I- Une série qui se donne l'air de ce qu'elle n'est pas
En 1998, M6 est encore "la petite chaîne qui monte". Positionnée sur le terrain des jeunes (15-25 ans), la chaîne diffuse un grand nombre de séries américaines. Cette diffusion de Buffy Contre les Vampires par M6 vient certainement encore renforcer l'étiquette "pour adolescent" de la série. La première bande annonce de Buffy ne laisse pas planer le doute : c'est une série fantastique, voire d'horreur (la bande annonce montre son lot de monstres et de vampires) destinée aux adolescents puisque ses protagonistes sont eux mêmes des lycéens. Une image de série B, voire de série Z, colle à la rétine du téléspectateur lors de son premier visionnage de la série. En apparence la série respecte à la fois les codes de la série fantastique et de la série pour ado. Eric Quéméré dans la revue Synopsis1 la décrit ainsi : "Le principe en est simple : Buffy est une collégienne comme les autres, si ce n'est qu'après les cours elle part tuer des vampires.
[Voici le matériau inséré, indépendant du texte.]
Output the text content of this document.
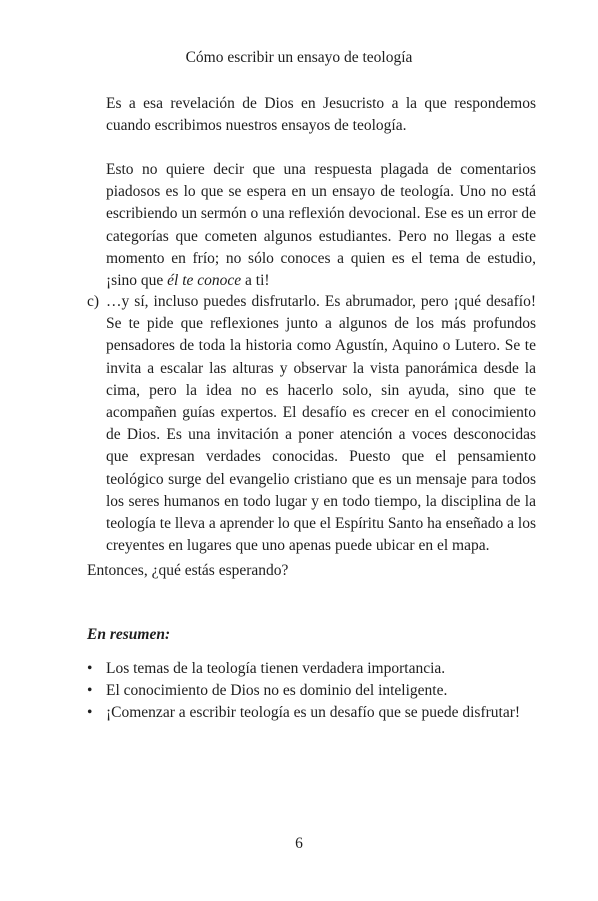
Cómo escribir un ensayo de teología

Es a esa revelación de Dios en Jesucristo a la que respondemos cuando escribimos nuestros ensayos de teología.

Esto no quiere decir que una respuesta plagada de comentarios piadosos es lo que se espera en un ensayo de teología. Uno no está escribiendo un sermón o una reflexión devocional. Ese es un error de categorías que cometen algunos estudiantes. Pero no llegas a este momento en frío; no sólo conoces a quien es el tema de estudio, ¡sino que él te conoce a ti!

c) …y sí, incluso puedes disfrutarlo. Es abrumador, pero ¡qué desafío! Se te pide que reflexiones junto a algunos de los más profundos pensadores de toda la historia como Agustín, Aquino o Lutero. Se te invita a escalar las alturas y observar la vista panorámica desde la cima, pero la idea no es hacerlo solo, sin ayuda, sino que te acompañen guías expertos. El desafío es crecer en el conocimiento de Dios. Es una invitación a poner atención a voces desconocidas que expresan verdades conocidas. Puesto que el pensamiento teológico surge del evangelio cristiano que es un mensaje para todos los seres humanos en todo lugar y en todo tiempo, la disciplina de la teología te lleva a aprender lo que el Espíritu Santo ha enseñado a los creyentes en lugares que uno apenas puede ubicar en el mapa.

Entonces, ¿qué estás esperando?

En resumen:
• Los temas de la teología tienen verdadera importancia.
• El conocimiento de Dios no es dominio del inteligente.
• ¡Comenzar a escribir teología es un desafío que se puede disfrutar!
6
Douée de forces extraordinaires, l'héroïne alterne les combats contre d'horribles monstres avec des discussions entre filles sur l'amour et les garçons... La série mêle donc les codes de la série collège et ceux de la série B d'épouvante des années 50 : deux univers qui ne sont antinomiques qu'en apparence, tous deux s'adressant au même public adolescent.".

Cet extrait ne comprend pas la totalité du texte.